Görüldüğü gibi Bakanlar Kurulu, ancak TBMM bir yetki kanunuyla kendisine yetki sunduğu takdirde kanun hükmünde kararname çıkarabilecektir. Bu, Anayasamızın 7’nci maddesinde yer alan “Yasama yetkisi Türk Milleti adına Türkiye Büyük Millet Meclisinindir. Bu yetki devredilemez.” hükmünün de bir gereğidir. İşte bütün bu gerekçelerle Bakanlar Kurulu kendiliğinden ve ilkelden kanun hükmünde kararname çıkaramamaktadır.

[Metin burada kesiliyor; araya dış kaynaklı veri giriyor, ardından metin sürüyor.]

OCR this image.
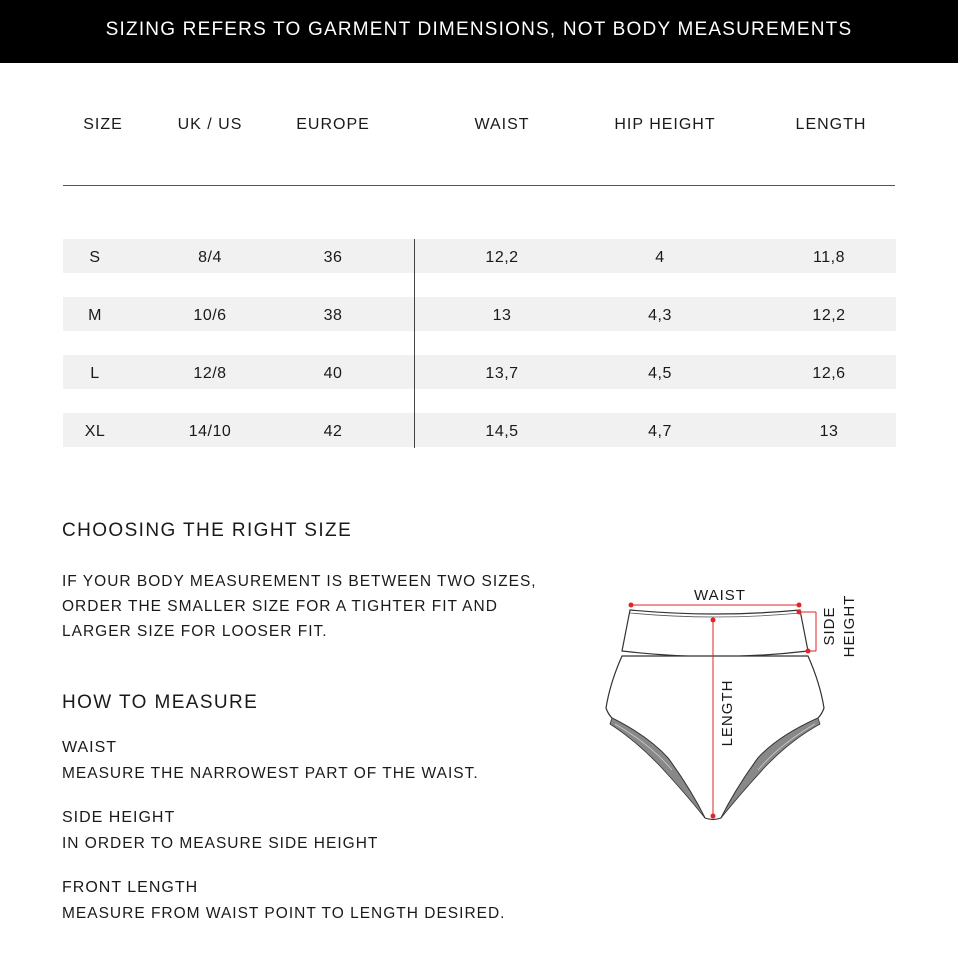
SIZING REFERS TO GARMENT DIMENSIONS, NOT BODY MEASUREMENTS
SIZE	UK / US	EUROPE	WAIST	HIP HEIGHT	LENGTH
S	8/4	36	12,2	4	11,8
M	10/6	38	13	4,3	12,2
L	12/8	40	13,7	4,5	12,6
XL	14/10	42	14,5	4,7	13
CHOOSING THE RIGHT SIZE
IF YOUR BODY MEASUREMENT IS BETWEEN TWO SIZES,
ORDER THE SMALLER SIZE FOR A TIGHTER FIT AND
LARGER SIZE FOR LOOSER FIT.
HOW TO MEASURE
WAIST
MEASURE THE NARROWEST PART OF THE WAIST.
SIDE HEIGHT
IN ORDER TO MEASURE SIDE HEIGHT
FRONT LENGTH
MEASURE FROM WAIST POINT TO LENGTH DESIRED.
WAIST
SIDE HEIGHT
LENGTH
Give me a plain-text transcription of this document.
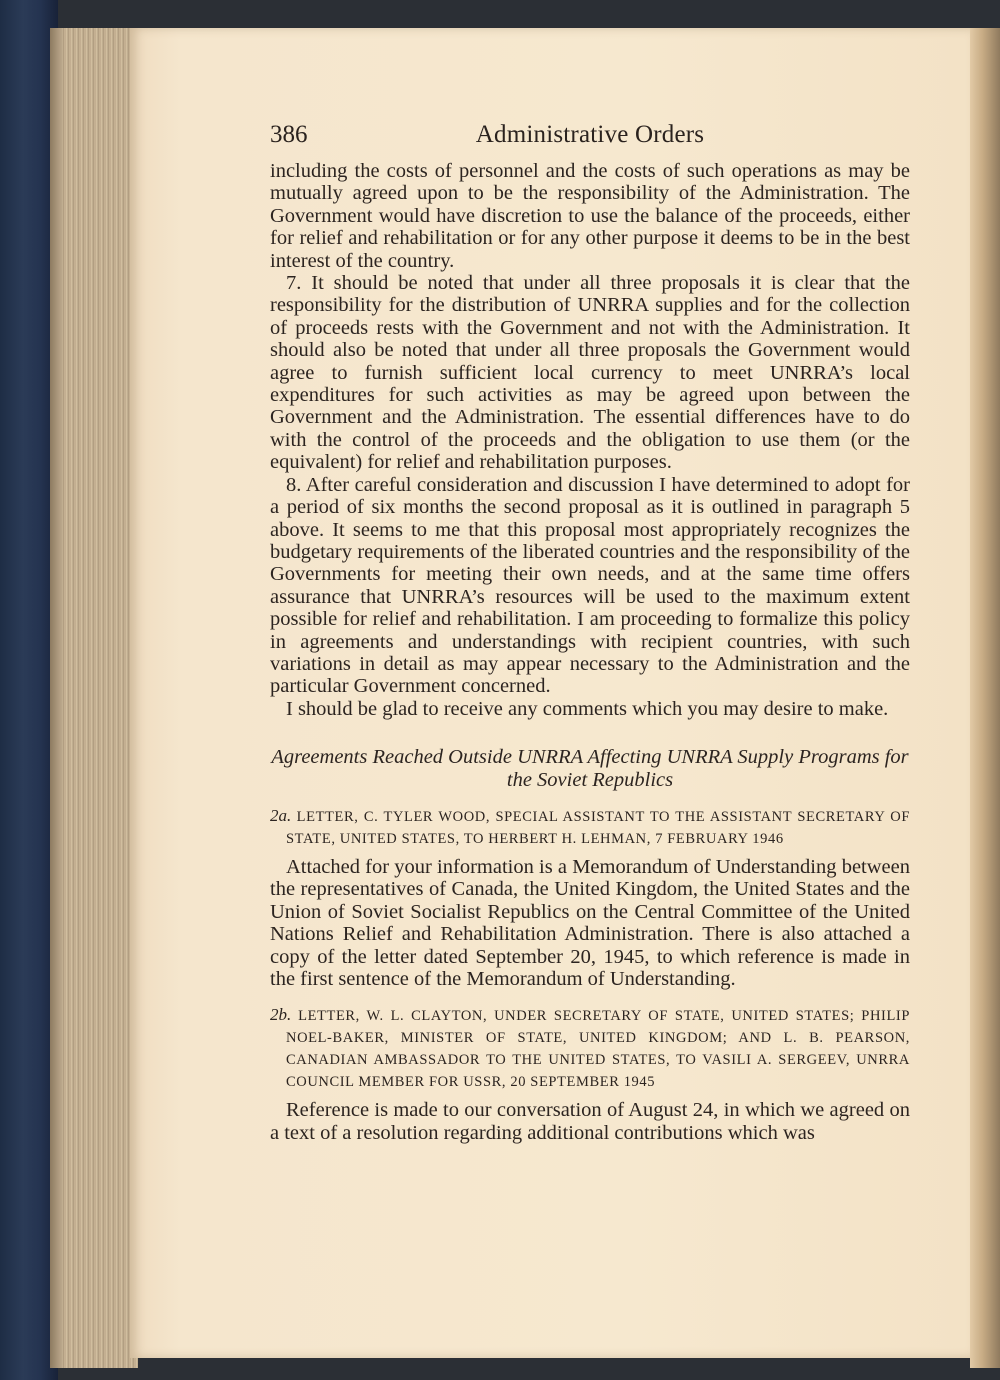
386	Administrative Orders

including the costs of personnel and the costs of such operations as may be mutually agreed upon to be the responsibility of the Administration. The Government would have discretion to use the balance of the proceeds, either for relief and rehabilitation or for any other purpose it deems to be in the best interest of the country.

7. It should be noted that under all three proposals it is clear that the responsibility for the distribution of UNRRA supplies and for the collection of proceeds rests with the Government and not with the Administration. It should also be noted that under all three proposals the Government would agree to furnish sufficient local currency to meet UNRRA’s local expenditures for such activities as may be agreed upon between the Government and the Administration. The essential differences have to do with the control of the proceeds and the obligation to use them (or the equivalent) for relief and rehabilitation purposes.

8. After careful consideration and discussion I have determined to adopt for a period of six months the second proposal as it is outlined in paragraph 5 above. It seems to me that this proposal most appropriately recognizes the budgetary requirements of the liberated countries and the responsibility of the Governments for meeting their own needs, and at the same time offers assurance that UNRRA’s resources will be used to the maximum extent possible for relief and rehabilitation. I am proceeding to formalize this policy in agreements and understandings with recipient countries, with such variations in detail as may appear necessary to the Administration and the particular Government concerned.

I should be glad to receive any comments which you may desire to make.

Agreements Reached Outside UNRRA Affecting UNRRA Supply Programs for the Soviet Republics
2a. LETTER, C. TYLER WOOD, SPECIAL ASSISTANT TO THE ASSISTANT SECRETARY OF STATE, UNITED STATES, TO HERBERT H. LEHMAN, 7 FEBRUARY 1946

Attached for your information is a Memorandum of Understanding between the representatives of Canada, the United Kingdom, the United States and the Union of Soviet Socialist Republics on the Central Committee of the United Nations Relief and Rehabilitation Administration. There is also attached a copy of the letter dated September 20, 1945, to which reference is made in the first sentence of the Memorandum of Understanding.

2b. LETTER, W. L. CLAYTON, UNDER SECRETARY OF STATE, UNITED STATES; PHILIP NOEL-BAKER, MINISTER OF STATE, UNITED KINGDOM; AND L. B. PEARSON, CANADIAN AMBASSADOR TO THE UNITED STATES, TO VASILI A. SERGEEV, UNRRA COUNCIL MEMBER FOR USSR, 20 SEPTEMBER 1945

Reference is made to our conversation of August 24, in which we agreed on a text of a resolution regarding additional contributions which was
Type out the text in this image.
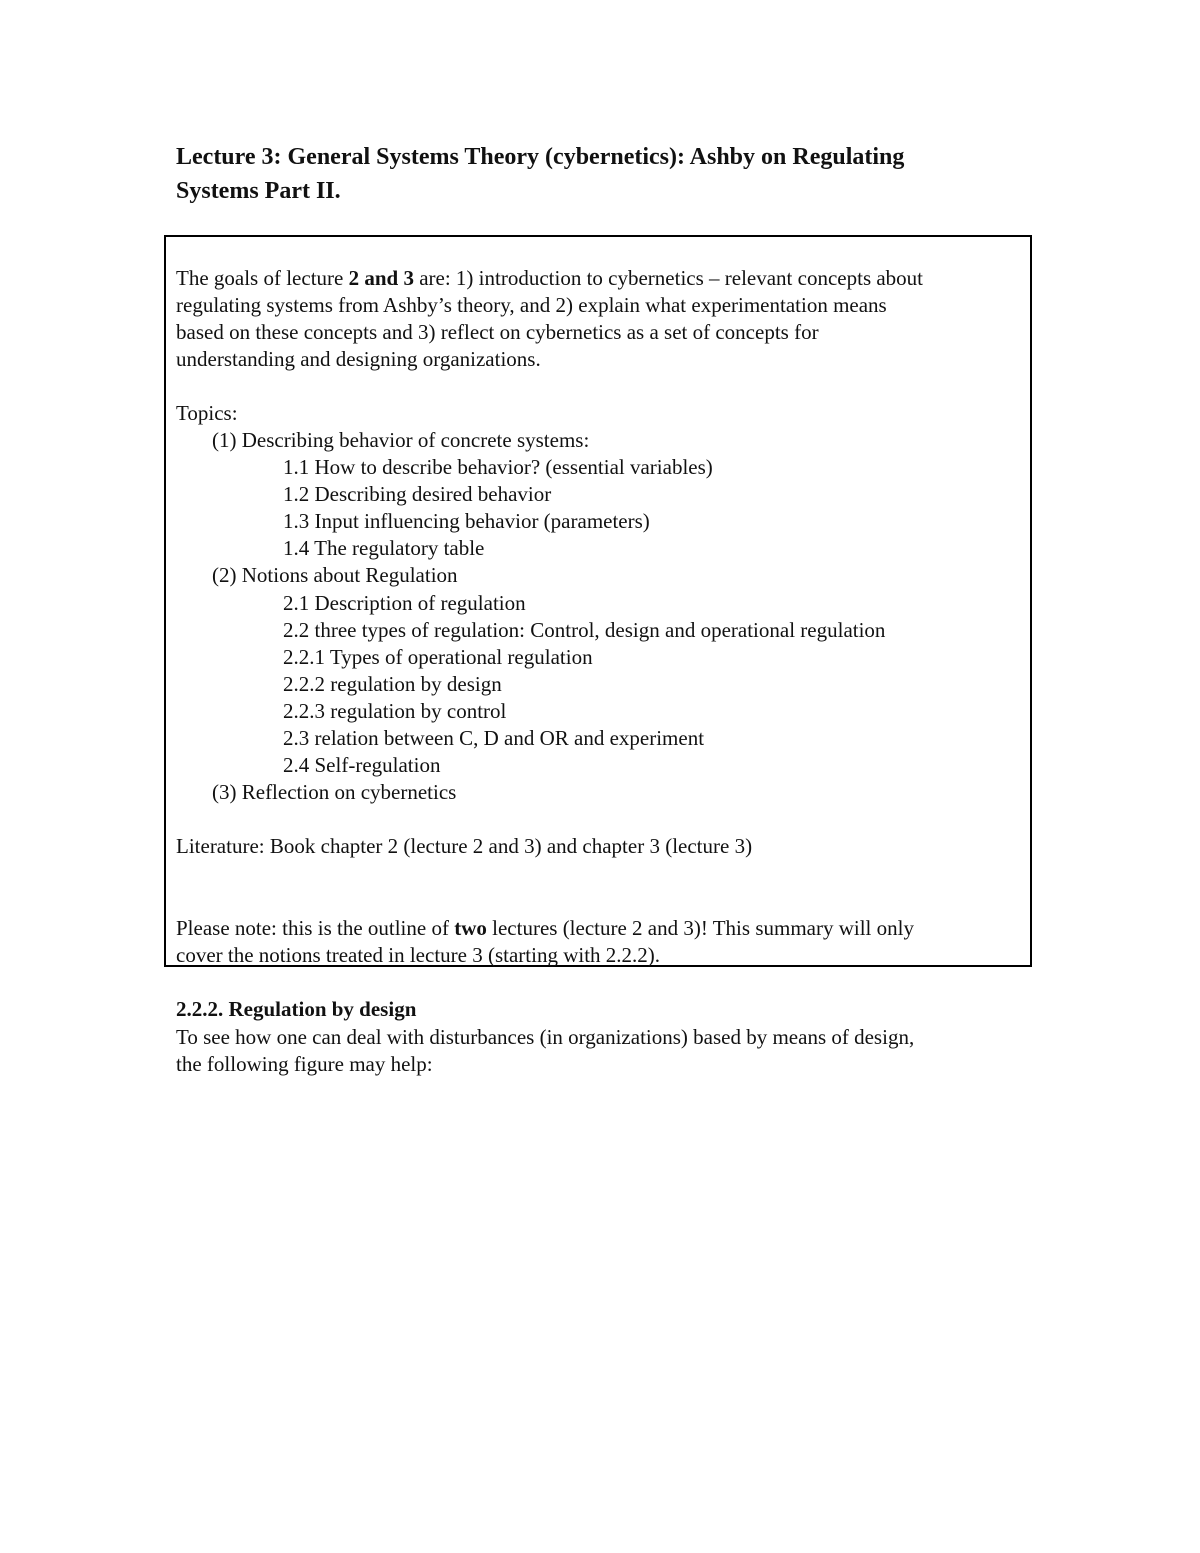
Lecture 3: General Systems Theory (cybernetics): Ashby on Regulating
Systems Part II.
The goals of lecture 2 and 3 are: 1) introduction to cybernetics – relevant concepts about
regulating systems from Ashby’s theory, and 2) explain what experimentation means
based on these concepts and 3) reflect on cybernetics as a set of concepts for
understanding and designing organizations.
Topics:
(1) Describing behavior of concrete systems:
1.1 How to describe behavior? (essential variables)
1.2 Describing desired behavior
1.3 Input influencing behavior (parameters)
1.4 The regulatory table
(2) Notions about Regulation
2.1 Description of regulation
2.2 three types of regulation: Control, design and operational regulation
2.2.1 Types of operational regulation
2.2.2 regulation by design
2.2.3 regulation by control
2.3 relation between C, D and OR and experiment
2.4 Self-regulation
(3) Reflection on cybernetics
Literature: Book chapter 2 (lecture 2 and 3) and chapter 3 (lecture 3)
Please note: this is the outline of two lectures (lecture 2 and 3)! This summary will only
cover the notions treated in lecture 3 (starting with 2.2.2).
2.2.2. Regulation by design
To see how one can deal with disturbances (in organizations) based by means of design,
the following figure may help:
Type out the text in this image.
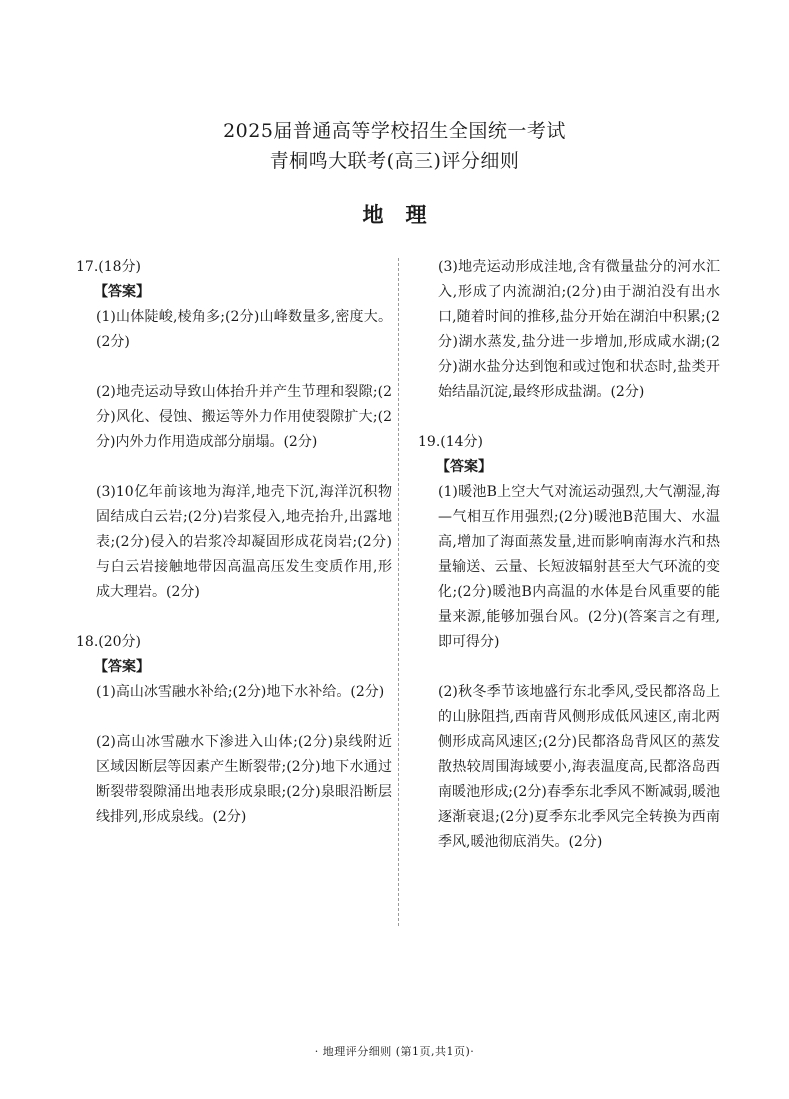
2025届普通高等学校招生全国统一考试
青桐鸣大联考(高三)评分细则
地理

17.(18分)

【答案】

(1)山体陡峻,棱角多;(2分)山峰数量多,密度大。(2分)

(2)地壳运动导致山体抬升并产生节理和裂隙;(2分)风化、侵蚀、搬运等外力作用使裂隙扩大;(2分)内外力作用造成部分崩塌。(2分)

(3)10亿年前该地为海洋,地壳下沉,海洋沉积物固结成白云岩;(2分)岩浆侵入,地壳抬升,出露地表;(2分)侵入的岩浆冷却凝固形成花岗岩;(2分)与白云岩接触地带因高温高压发生变质作用,形成大理岩。(2分)

18.(20分)

【答案】

(1)高山冰雪融水补给;(2分)地下水补给。(2分)

(2)高山冰雪融水下渗进入山体;(2分)泉线附近区域因断层等因素产生断裂带;(2分)地下水通过断裂带裂隙涌出地表形成泉眼;(2分)泉眼沿断层线排列,形成泉线。(2分)

(3)地壳运动形成洼地,含有微量盐分的河水汇入,形成了内流湖泊;(2分)由于湖泊没有出水口,随着时间的推移,盐分开始在湖泊中积累;(2分)湖水蒸发,盐分进一步增加,形成咸水湖;(2分)湖水盐分达到饱和或过饱和状态时,盐类开始结晶沉淀,最终形成盐湖。(2分)

19.(14分)

【答案】

(1)暖池B上空大气对流运动强烈,大气潮湿,海—气相互作用强烈;(2分)暖池B范围大、水温高,增加了海面蒸发量,进而影响南海水汽和热量输送、云量、长短波辐射甚至大气环流的变化;(2分)暖池B内高温的水体是台风重要的能量来源,能够加强台风。(2分)(答案言之有理,即可得分)

(2)秋冬季节该地盛行东北季风,受民都洛岛上的山脉阻挡,西南背风侧形成低风速区,南北两侧形成高风速区;(2分)民都洛岛背风区的蒸发散热较周围海域要小,海表温度高,民都洛岛西南暖池形成;(2分)春季东北季风不断减弱,暖池逐渐衰退;(2分)夏季东北季风完全转换为西南季风,暖池彻底消失。(2分)

· 地理评分细则 (第1页,共1页)·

Bu tablo, kanun hükmünde kararnamenin Anayasaya ve yetki kanununa uygun olması gerektiğini ifade etmektedir. Bu nedenle bir kanun hükmünde kararname, Anayasa Mahkemesi tarafından denetlenirken bu denetim iki boyutu kapsamaktadır. Yüksek Mahkeme, kanun hükmünde kararnamenin hem Anayasanın 91’inci maddesine hem de bu işlemin dayanağını oluşturan yetki kanununa uygunluğunu denetlemektedir. Burada belirtilmesi gereken diğer bir husus ise yetki kanununun kendisinin de Anayasaya uygunluk denetimine tâbi olduğu gerçeğidir.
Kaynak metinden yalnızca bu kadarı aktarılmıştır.